Question

Cobalt-60 is produced by a three reaction process involving neutron capture, beta-emission, and neutron capture. The initial reactant in the production of cobalt-60 is ________.a. 59Co b. 56Fe c. 58Fe d. 61Co e. 60Fe

Answer 1

Answer : The correct option is, (C) $^{58}\textrm{Fe}$

Explanation :

Neutron capture : In this decay process, an atomic nucleus and one or more number of neutrons collide and combine to form a heavier nucleus. The mass number changes in this process.

The neutron capture equation is represented as,

$_Z^A\textrm{X}+_{0}^1\textrm{n}\rightarrow _{Z}^{A+1}\textrm{X}+\gamma$

(A is the atomic mass number and Z is the atomic number)

Beta emission or beta minus decay : It is a type of decay process, in which a neutrons gets converted to proton, an electron and anti-neutrino. In this the atomic mass number remains same.

The beta minus decay equation is represented as,

$_Z^A\textrm{X}\rightarrow _{Z+1}^A\textrm{Y}+_{-1}^0e$

(A is the atomic mass number and Z is the atomic number)

As per question, the cobalt-60 is produced by a three reaction process involving neutron capture, beta-emission, and neutron capture.

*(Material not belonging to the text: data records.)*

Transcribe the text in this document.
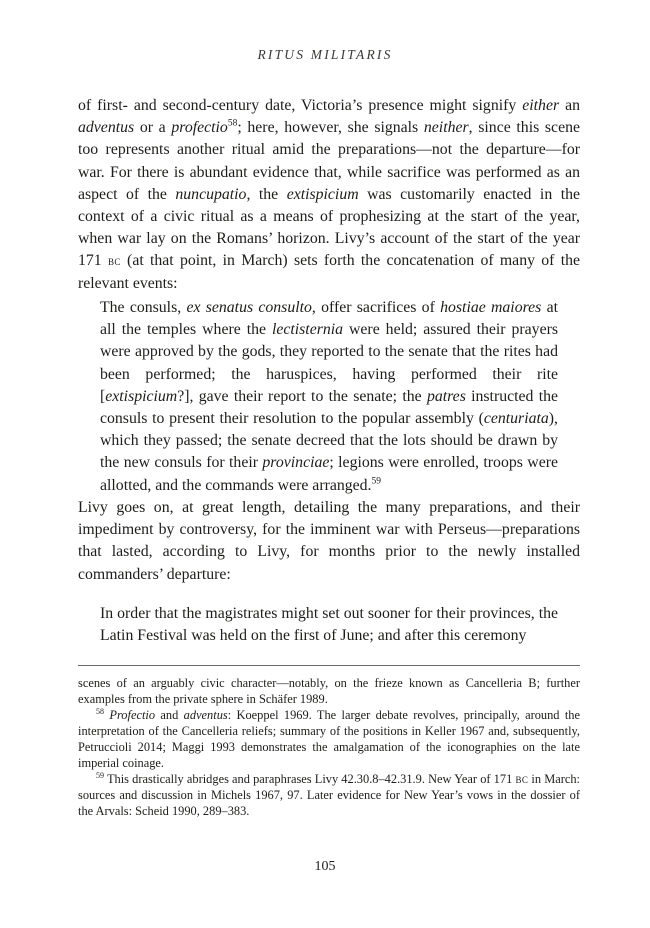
RITUS MILITARIS

of first- and second-century date, Victoria’s presence might signify either an adventus or a profectio$^{58}$; here, however, she signals neither, since this scene too represents another ritual amid the preparations—not the departure—for war. For there is abundant evidence that, while sacrifice was performed as an aspect of the nuncupatio, the extispicium was customarily enacted in the context of a civic ritual as a means of prophesizing at the start of the year, when war lay on the Romans’ horizon. Livy’s account of the start of the year 171 bc (at that point, in March) sets forth the concatenation of many of the relevant events:

The consuls, ex senatus consulto, offer sacrifices of hostiae maiores at all the temples where the lectisternia were held; assured their prayers were approved by the gods, they reported to the senate that the rites had been performed; the haruspices, having performed their rite [extispicium?], gave their report to the senate; the patres instructed the consuls to present their resolution to the popular assembly (centuriata), which they passed; the senate decreed that the lots should be drawn by the new consuls for their provinciae; legions were enrolled, troops were allotted, and the commands were arranged.$^{59}$

Livy goes on, at great length, detailing the many preparations, and their impediment by controversy, for the imminent war with Perseus—preparations that lasted, according to Livy, for months prior to the newly installed commanders’ departure:

In order that the magistrates might set out sooner for their provinces, the Latin Festival was held on the first of June; and after this ceremony

scenes of an arguably civic character—notably, on the frieze known as Cancelleria B; further examples from the private sphere in Schäfer 1989.

$^{58}$ Profectio and adventus: Koeppel 1969. The larger debate revolves, principally, around the interpretation of the Cancelleria reliefs; summary of the positions in Keller 1967 and, subsequently, Petruccioli 2014; Maggi 1993 demonstrates the amalgamation of the iconographies on the late imperial coinage.

$^{59}$ This drastically abridges and paraphrases Livy 42.30.8–42.31.9. New Year of 171 bc in March: sources and discussion in Michels 1967, 97. Later evidence for New Year’s vows in the dossier of the Arvals: Scheid 1990, 289–383.

105
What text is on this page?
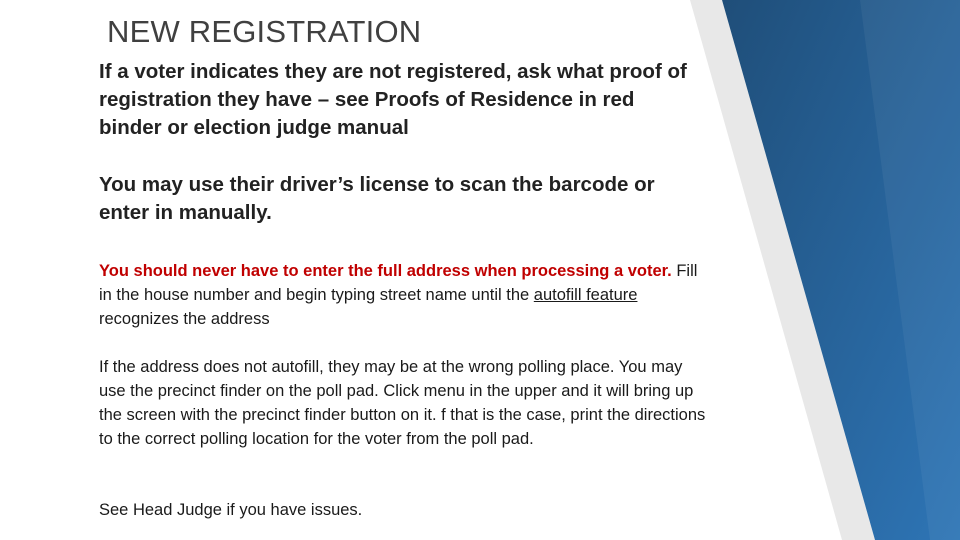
NEW REGISTRATION
If a voter indicates they are not registered, ask what proof of registration they have – see Proofs of Residence in red binder or election judge manual
You may use their driver’s license to scan the barcode or enter in manually.
You should never have to enter the full address when processing a voter. Fill in the house number and begin typing street name until the autofill feature recognizes the address
If the address does not autofill, they may be at the wrong polling place. You may use the precinct finder on the poll pad. Click menu in the upper and it will bring up the screen with the precinct finder button on it. f that is the case, print the directions to the correct polling location for the voter from the poll pad.
See Head Judge if you have issues.
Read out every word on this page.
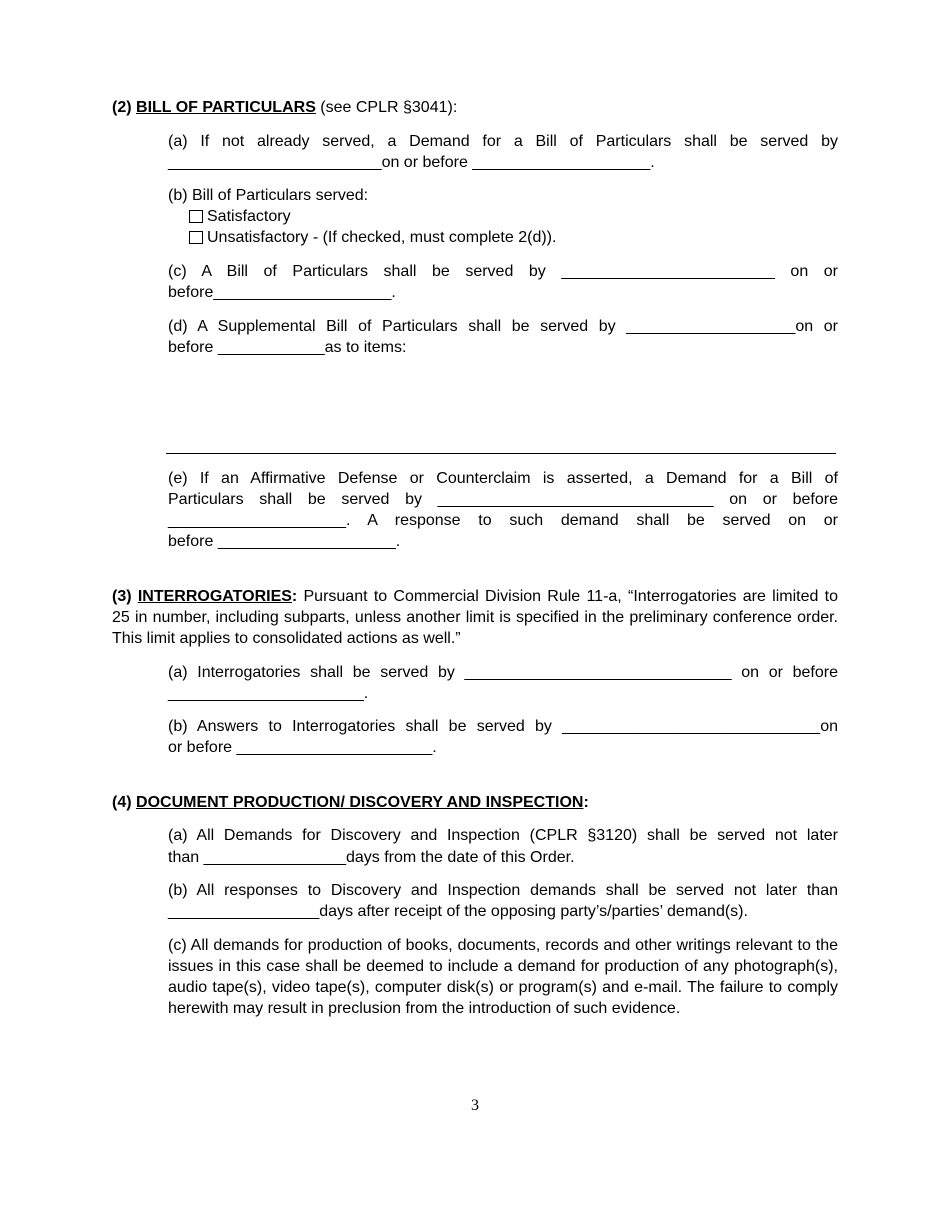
(2) BILL OF PARTICULARS (see CPLR §3041):

(a) If not already served, a Demand for a Bill of Particulars shall be served by

________________________on or before ____________________.

(b) Bill of Particulars served:

Satisfactory

Unsatisfactory - (If checked, must complete 2(d)).

(c) A Bill of Particulars shall be served by ________________________ on or

before____________________.

(d) A Supplemental Bill of Particulars shall be served by ___________________on or

before ____________as to items:

(e) If an Affirmative Defense or Counterclaim is asserted, a Demand for a Bill of

Particulars shall be served by _______________________________ on or before

____________________. A response to such demand shall be served on or

before ____________________.

(3) INTERROGATORIES: Pursuant to Commercial Division Rule 11-a, “Interrogatories are limited to 25 in number, including subparts, unless another limit is specified in the preliminary conference order. This limit applies to consolidated actions as well.”

(a) Interrogatories shall be served by ______________________________ on or before

______________________.

(b) Answers to Interrogatories shall be served by _____________________________on

or before ______________________.

(4) DOCUMENT PRODUCTION/ DISCOVERY AND INSPECTION:

(a) All Demands for Discovery and Inspection (CPLR §3120) shall be served not later

than ________________days from the date of this Order.

(b) All responses to Discovery and Inspection demands shall be served not later than

_________________days after receipt of the opposing party’s/parties’ demand(s).

(c) All demands for production of books, documents, records and other writings relevant to the issues in this case shall be deemed to include a demand for production of any photograph(s), audio tape(s), video tape(s), computer disk(s) or program(s) and e-mail. The failure to comply herewith may result in preclusion from the introduction of such evidence.

3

Process 1 : Neutron capture.

$_{26}^{58}\textrm{Fe}+_{0}^1\textrm{n}\rightarrow _{26}^{59}\textrm{Fe}+\gamma$

Process 2 : Beta emission.

$_{26}^{59}\textrm{Fe}\rightarrow _{27}^{59}\textrm{Co}+_{-1}^0e$

Process 3 : Neutron capture.

$_{27}^{59}\textrm{Co}+_{0}^1\textrm{n}\rightarrow _{26}^{60}\textrm{Co}+\gamma$

From this we conclude that, the initial reactant in the production of cobalt-60 is $_{26}^{58}\textrm{Fe}$

Hence, the correct option is, (C) $^{58}\textrm{Fe}$